Canada's prime minister vowed to keep up pressure on China to release two Canadians after the trial of Michael Kovrig, one of the pair detained in China on spying charges, ended Monday with no verdict.
The hearing for the former diplomat came days after the closed-door trial of Canadian businessman Michael Spavor. Both have been detained for more than two years in apparent retaliation for Canada's arrest on a US extradition warrant of Huawei executive Meng Wanzhou.
Kovrig, a former diplomat, was detained in 2018 and formally charged last June with spying. Spavor was also charged with spying.
"We will continue to be very, very clear that their arbitrary detention is unacceptable. We will continue to demand their release," Canadian Prime Minister Justin Trudeau told a news conference.
Trudeau emphasised there was no connection between sanctions unveiled by the European Union, the United States, Britain and Canada against China over its crackdown of its Uighur Muslim minority and the prosecution of the two Canadians.
"There is no connection between these two events," Trudeau told reporters.
Canada's foreign minister, Marc Garneau, said Ottawa is "deeply troubled" by the "unacceptable ordeal" faced by the two men, and called for "an immediate end to their arbitrary detention".
"The eyes of the world are on these cases and proceedings," he said.
- Western democracies show solidarity -
On Monday, police cordoned off an area outside the Beijing court as Canadian diplomats were denied entry and turned away.
Jim Nickel, the charge d'affaires of Canada’s embassy in Beijing, told reporters that he was "very troubled by the lack of access and lack of transparency in the legal process".
The trial lasted one day before the court issued a statement saying that the proceeding had concluded and it would "choose a date to announce the verdict in accordance with the law".
Kovrig and his lawyer were present in the court for the case of "spying on state secrets and intelligence for foreign powers," the statement said.
Representatives of 26 countries -- including Australia, Britain, France, Germany and the United States -- gathered outside the building, Nickel said, and were "lending their voice" for Kovrig's immediate release.
A court official told reporters no entry was allowed because the trial is a national security case.
Both Trudeau and Garneau thanked the diplomats for their show of solidarity and "echoing Canada's message that these detentions are unacceptable".
"We have seen to what extent countries from all over the world have joined in the concerns of Canadians for the wellbeing of the two Michaels and also for the principles of the rule of law and the values we hold dear as democracies," Trudeau commented.
Canadian diplomats were also barred from attending Spavor's trial in the Chinese city of Dandong on Friday, which lasted less than three hours and ended without a verdict.
Following that closed-door hearing, Trudeau called the two mens' detention "completely unacceptable, as is the lack of transparency around these court proceedings".
China's foreign ministry defended the order to block the diplomats from entering the court, and criticised those gathering outside as "very unreasonable".

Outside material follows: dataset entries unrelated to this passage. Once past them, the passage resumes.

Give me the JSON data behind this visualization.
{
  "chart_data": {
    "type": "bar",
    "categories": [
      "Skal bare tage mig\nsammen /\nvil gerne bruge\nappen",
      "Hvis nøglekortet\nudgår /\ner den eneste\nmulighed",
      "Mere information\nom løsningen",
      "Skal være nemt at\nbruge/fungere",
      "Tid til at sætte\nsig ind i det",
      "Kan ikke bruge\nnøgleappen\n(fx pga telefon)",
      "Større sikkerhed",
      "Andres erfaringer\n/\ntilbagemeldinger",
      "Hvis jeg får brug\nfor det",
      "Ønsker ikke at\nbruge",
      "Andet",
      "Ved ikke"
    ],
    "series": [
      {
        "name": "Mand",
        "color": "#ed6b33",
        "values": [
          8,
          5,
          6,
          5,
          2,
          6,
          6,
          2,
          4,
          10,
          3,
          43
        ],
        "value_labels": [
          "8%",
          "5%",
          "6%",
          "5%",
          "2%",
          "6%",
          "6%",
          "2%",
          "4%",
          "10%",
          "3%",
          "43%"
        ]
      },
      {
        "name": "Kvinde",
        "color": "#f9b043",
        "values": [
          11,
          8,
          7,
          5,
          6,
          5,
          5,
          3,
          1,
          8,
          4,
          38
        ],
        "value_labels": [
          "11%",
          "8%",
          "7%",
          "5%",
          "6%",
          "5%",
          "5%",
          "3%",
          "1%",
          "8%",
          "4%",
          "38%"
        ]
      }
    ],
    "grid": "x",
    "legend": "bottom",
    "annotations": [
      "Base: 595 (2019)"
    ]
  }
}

"Be it a few or dozens of diplomats trying to gather and exert pressure, it is an interference in China's judicial sovereignty... and not something that a diplomat should do," said foreign ministry spokeswoman Hua Chunying.
- 'A political case' -
The court dates for the two Canadians come as an extradition hearing for Meng enters its final months, and alongside fiery high-level talks between the US and China in Alaska.
Meng, whose father is Huawei founder and CEO Ren Zhengfei, has been fighting extradition to the United States on charges that she and the company violated US sanctions on Iran and other laws.
While Kovrig's trial was still ongoing Canada's former ambassador to China, Guy Saint-Jacques, told AFP he expected proceedings will be short.
"China does not even try to make this look like a real trial, as evidence is not shared with the defence and the judge does not even take the time to review it," he said ahead of the hearing.
"It just confirms that the process is pre-ordained by the Communist Party and this is a political case."
China's judicial system convicts most people who stand trial and the two Canadians face up to life in prison if found guilty of espionage and providing state secrets.
Kovrig and Spavor have had almost no contact with the outside world since their detention, and virtual consular visits only resumed in October after a nine-month hiatus that authorities said was due to the coronavirus pandemic.
Beijing has insisted the detention of the two men is lawful, while calling Meng's case "a purely political incident".
"The message to the USA is: if you want to help the Canadians, make sure that Meng is returned quickly to China," said Saint-Jacques.